Kurz nach der Vermählung stirbt des Orpheus Gattin Eurydike am Biss einer Schlange. Orpheus steigt in die Unterwelt hinab, um Hades, den Herrn der Unterwelt, und dessen Gemahlin Persephone durch seine Musik zu bewegen, Eurydike wieder freizugeben.
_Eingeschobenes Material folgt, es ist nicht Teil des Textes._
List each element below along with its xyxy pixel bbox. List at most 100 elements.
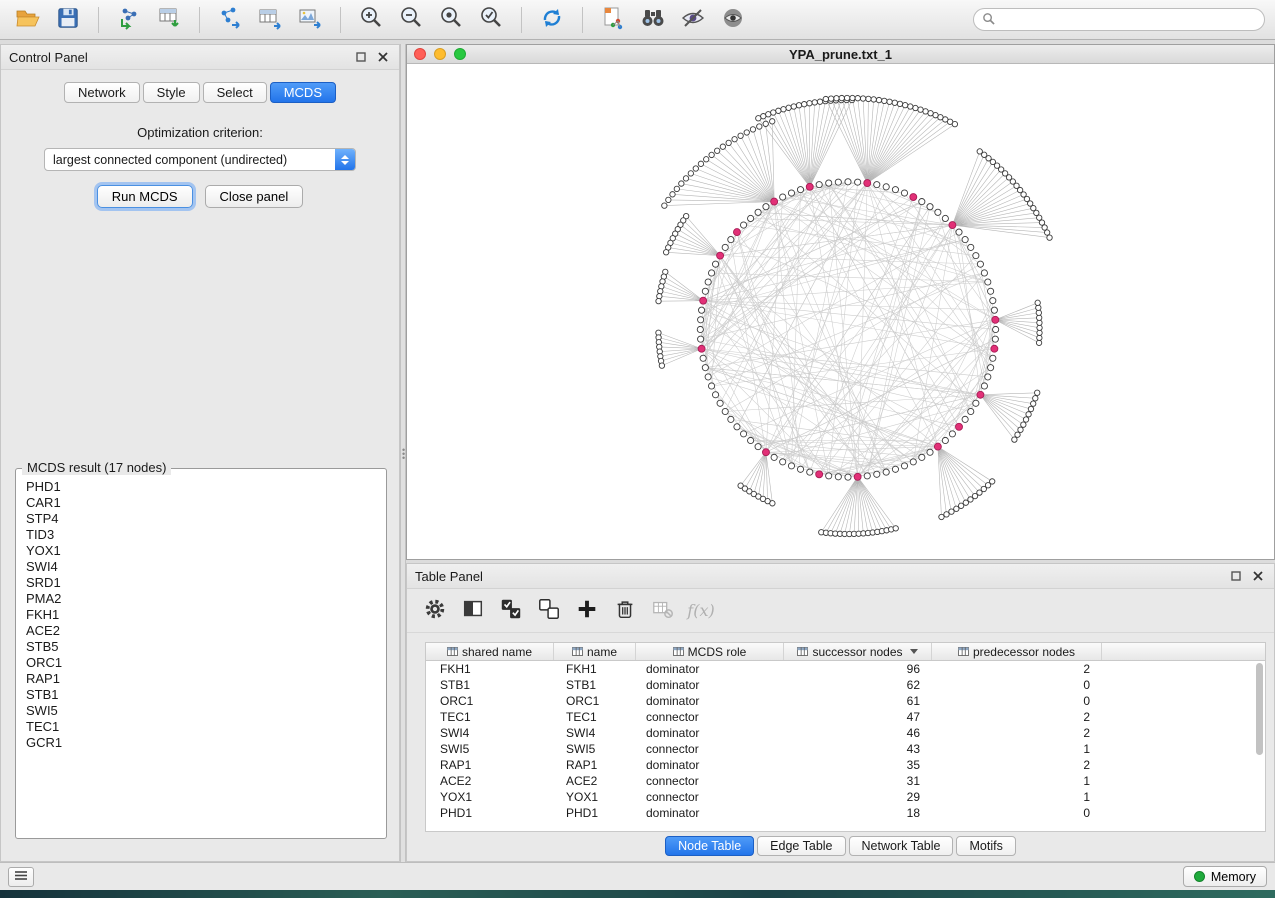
graph-node[interactable] — [771, 110, 776, 115]
table-row[interactable]: ORC1ORC1dominator610 — [426, 693, 1265, 709]
table-row[interactable]: TEC1TEC1connector472 — [426, 709, 1265, 725]
graph-node[interactable] — [874, 182, 880, 188]
mcds-result-item[interactable]: TID3 — [18, 527, 384, 543]
tab-network[interactable]: Network — [64, 82, 140, 103]
tab-style[interactable]: Style — [143, 82, 200, 103]
graph-node[interactable] — [1028, 406, 1033, 411]
graph-node[interactable] — [1033, 396, 1038, 401]
graph-node[interactable] — [892, 466, 898, 472]
graph-node-dominator[interactable] — [762, 449, 769, 456]
graph-node[interactable] — [1036, 305, 1041, 310]
graph-node[interactable] — [1036, 310, 1041, 315]
graph-node[interactable] — [709, 152, 714, 157]
network-canvas[interactable] — [407, 64, 1274, 559]
float-panel-button[interactable] — [353, 49, 369, 65]
graph-node[interactable] — [990, 298, 996, 304]
graph-node[interactable] — [855, 96, 860, 101]
graph-node-dominator[interactable] — [991, 345, 998, 352]
export-network-button[interactable] — [212, 4, 248, 36]
graph-node[interactable] — [944, 512, 949, 517]
graph-node[interactable] — [693, 166, 698, 171]
column-header-shared-name[interactable]: shared name — [426, 643, 554, 660]
run-mcds-button[interactable]: Run MCDS — [97, 185, 193, 208]
search-input[interactable] — [1000, 13, 1256, 27]
graph-node[interactable] — [697, 326, 703, 332]
import-network-button[interactable] — [111, 4, 147, 36]
graph-node[interactable] — [839, 95, 844, 100]
table-scrollbar[interactable] — [1255, 663, 1264, 829]
graph-node[interactable] — [908, 104, 913, 109]
graph-node[interactable] — [1015, 432, 1020, 437]
graph-node[interactable] — [657, 294, 662, 299]
graph-node[interactable] — [826, 180, 832, 186]
graph-node-dominator[interactable] — [910, 194, 917, 201]
graph-node[interactable] — [726, 140, 731, 145]
graph-node[interactable] — [670, 192, 675, 197]
mcds-result-item[interactable]: PHD1 — [18, 479, 384, 495]
graph-node[interactable] — [705, 279, 711, 285]
graph-node[interactable] — [883, 469, 889, 475]
graph-node[interactable] — [876, 97, 881, 102]
graph-node-dominator[interactable] — [806, 183, 813, 190]
graph-node[interactable] — [892, 100, 897, 105]
graph-node[interactable] — [786, 105, 791, 110]
graph-node[interactable] — [887, 99, 892, 104]
graph-node[interactable] — [845, 179, 851, 185]
graph-node[interactable] — [714, 148, 719, 153]
graph-node[interactable] — [893, 526, 898, 531]
graph-node[interactable] — [882, 98, 887, 103]
graph-node[interactable] — [708, 270, 714, 276]
graph-node[interactable] — [658, 289, 663, 294]
graph-node[interactable] — [1042, 225, 1047, 230]
minimize-window-button[interactable] — [434, 48, 446, 60]
column-header-mcds-role[interactable]: MCDS role — [636, 643, 784, 660]
graph-node[interactable] — [807, 469, 813, 475]
graph-node[interactable] — [662, 203, 667, 208]
deselect-all-button[interactable] — [533, 596, 565, 626]
graph-node[interactable] — [823, 96, 828, 101]
graph-node[interactable] — [788, 463, 794, 469]
graph-node[interactable] — [993, 326, 999, 332]
graph-node[interactable] — [949, 431, 955, 437]
graph-node[interactable] — [744, 130, 749, 135]
table-row[interactable]: ACE2ACE2connector311 — [426, 773, 1265, 789]
graph-node[interactable] — [918, 107, 923, 112]
graph-node[interactable] — [807, 101, 812, 106]
graph-node[interactable] — [834, 96, 839, 101]
graph-node[interactable] — [1035, 390, 1040, 395]
graph-node[interactable] — [835, 474, 841, 480]
graph-node[interactable] — [712, 261, 718, 267]
graph-node[interactable] — [705, 374, 711, 380]
tab-edge-table[interactable]: Edge Table — [757, 836, 845, 856]
graph-node[interactable] — [734, 424, 740, 430]
graph-node[interactable] — [791, 104, 796, 109]
splitter-handle[interactable]: ••• — [402, 448, 405, 460]
graph-node[interactable] — [962, 416, 968, 422]
table-settings-button[interactable] — [419, 596, 451, 626]
graph-node[interactable] — [897, 101, 902, 106]
graph-node[interactable] — [728, 236, 734, 242]
graph-node[interactable] — [910, 459, 916, 465]
graph-node[interactable] — [828, 96, 833, 101]
graph-node[interactable] — [874, 471, 880, 477]
zoom-selected-button[interactable] — [473, 4, 509, 36]
graph-node[interactable] — [722, 408, 728, 414]
graph-node[interactable] — [708, 383, 714, 389]
graph-node[interactable] — [981, 270, 987, 276]
graph-node[interactable] — [663, 250, 668, 255]
graph-node[interactable] — [981, 383, 987, 389]
graph-node[interactable] — [698, 161, 703, 166]
graph-node[interactable] — [674, 186, 679, 191]
close-table-panel-button[interactable] — [1250, 568, 1266, 584]
graph-node[interactable] — [949, 509, 954, 514]
close-window-button[interactable] — [414, 48, 426, 60]
tab-network-table[interactable]: Network Table — [849, 836, 954, 856]
graph-node[interactable] — [883, 184, 889, 190]
tab-node-table[interactable]: Node Table — [665, 836, 754, 856]
close-panel-button[interactable] — [375, 49, 391, 65]
graph-node[interactable] — [748, 437, 754, 443]
graph-node[interactable] — [1047, 235, 1052, 240]
graph-node[interactable] — [901, 190, 907, 196]
graph-node[interactable] — [866, 96, 871, 101]
mcds-result-item[interactable]: GCR1 — [18, 735, 384, 751]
1 causa viae est coniunx, in quam calcata venenum
2 vipera diffudit crescentesque abstulit annos.
3 posse pati volui nec me temptasse negabo:
4 vicit Amor. ...
5 Eurydices, oro, properata retexite fata.
6 omnia debentur vobis, paulumque morati
7 serius aut citius sedem properamus ad unam.
8 Tendimus huc omnes, haec est domus ultima, vosque
9 humani generis longissima regna tenetis.
10 haec quoque, cum iustos matura peregerit annos,
11 iuris erit vestri: pro munere poscimus usum;
12 quod, si fata negant veniam pro coniuge, certum est
13 nolle redire mihi: leto gaudete duorum.'
Vom Saitenspiel des Orpheus sind alle Wesen der Unterwelt zu Tränen gerührt, und die furchtbaren Strafen des Tartarus setzen für eine Weile aus. Hades und Persephone lassen sich erweichen, und unter der Bedingung, dass sich Orpheus vor der Rückkehr an die Oberwelt nicht nach Eurydice umsehen darf, wird Eurydice freigelassen.
14 carpitur adclivis per muta silentia trames,
15 arduus, obscurus, caligine densus opaca,
16 nec procul afuerunt telluris margine summae:
17 hic, ne deficeret, metuens avidusque videndi
18 flexit amans oculos, et protinus illa relapsa est,
19 bracchiaque intendens prendique et prendere certans
20 nil nisi cedentes infelix arripit auras.
21 iamque iterum moriens non est de coniuge quicquam
22 questa suo (quid enim nisi se quereretur amatam?)
23 supremumque 'vale,' quod iam vix auribus ille
24 acciperet, dixit revolutaque rursus eodem est.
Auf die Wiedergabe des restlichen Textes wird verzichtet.